Oriental dwarf kingfisher, a rainbow by any other name
Bec Crew
Bec Crew
BRIGHT AND BEAUTIFUL, with a lovely red beak for killing, the oriental dwarf kingfisher (Ceyx erithaca) is a pocket-sized predator.
Found all over Southeast Asia where the rainforests are dense and shady, this 13cm-long creature hunts by small streams and ponds to maintain its rich diet of geckos, crabs, snails, frogs, and spiders. It captures its meals by hovering or perching above the water, and once it spots its prey, dives deep into the water at speeds of over 40km/h.
A major challenge in taking its chase from the air to the water is mitigating the dramatic change in light refraction, which creates a lot of glare. To combat this, each of the kingfisher’s eyes contain two foveae – a structure that’s particularly dense in light-collecting photoreceptors – and the kingfisher can switch from one to the other as it transitions into the water.
A number of birds that need superb judgment of distance and speed, such as hawks, owls, eagles, parrots and hummingbirds, have two foveae per eye. We lowly humans only have one.
Oriental dwarf kingfisher a separate species?
The stunning colours of the oriental dwarf kingfisher have inspired as much curiosity as they do wonder. The species boasts two very different colour combinations – the black form, which gives them their other common name, the black-backed kingfisher; and the rufous form, resplendent in an overall pinkish-coral hue.
The two forms are so physically different, there’s still a debate over whether the rufous form should be its own species (Ceyx rufidorsa), or a subspecies of the oriental dwarf kingfisher.

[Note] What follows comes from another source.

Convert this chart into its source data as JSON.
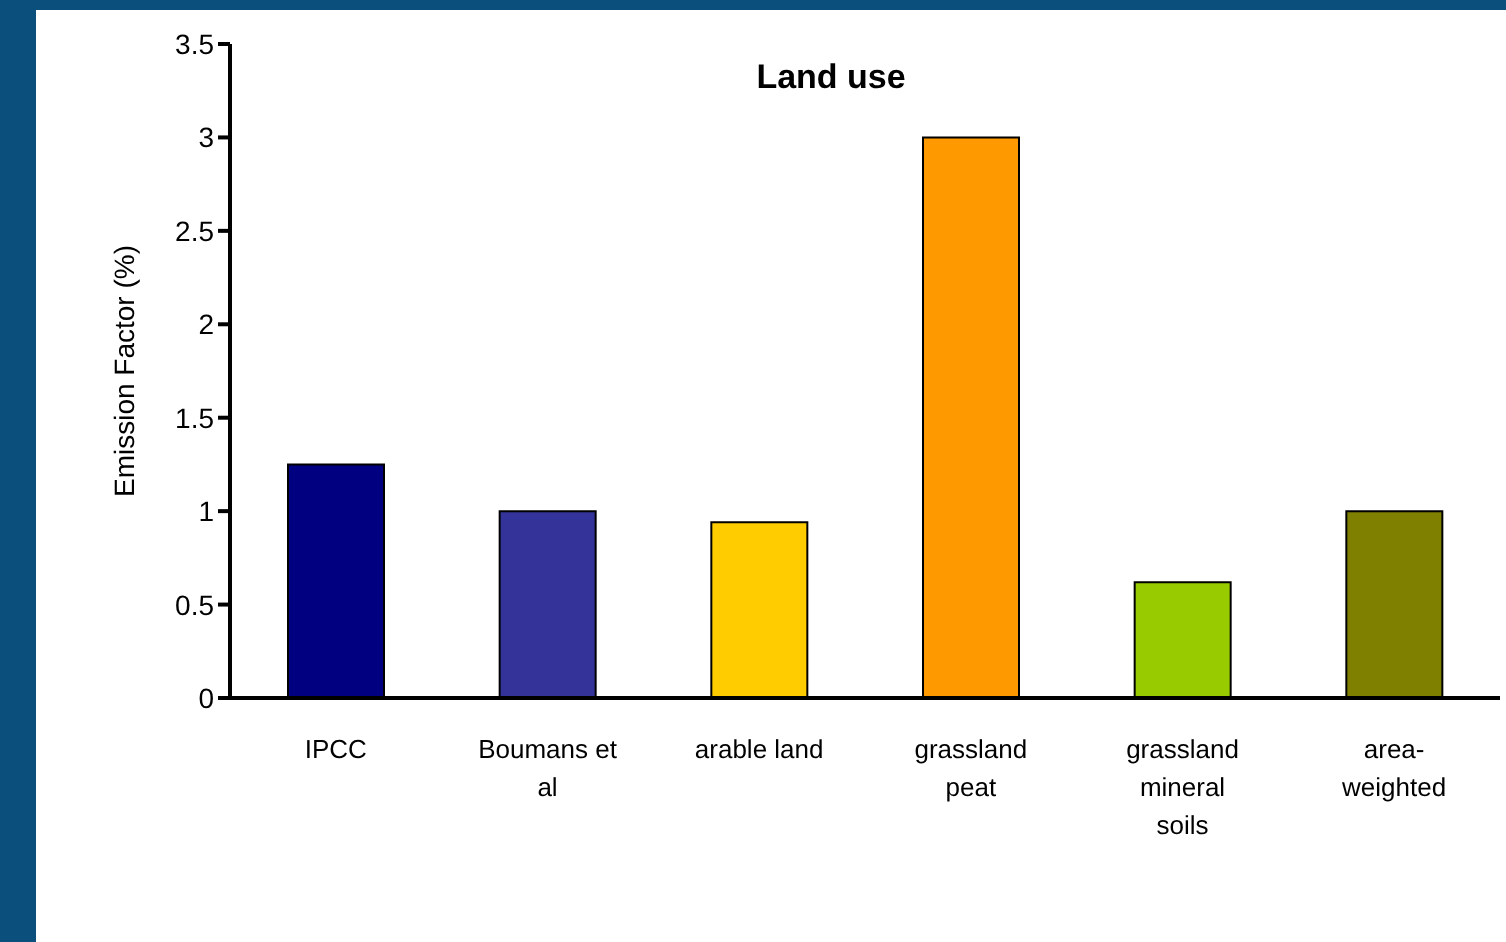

In 2010, biologist Haw Chuan Lim from the National Museum of Natural History in Washington, led a study that placed the rufous form in Sumatra, Malaysia, Borneo and Java, and the black-backed form to the north of these regions. He suggested that the two forms are far enough away to have developed the two colour forms, but they maintain their genetic similarities by occasionally crossing paths.
This region-specific colouring is quote rare among birds, and the oriental and rufous dwarf kingfishers certainly wear it well.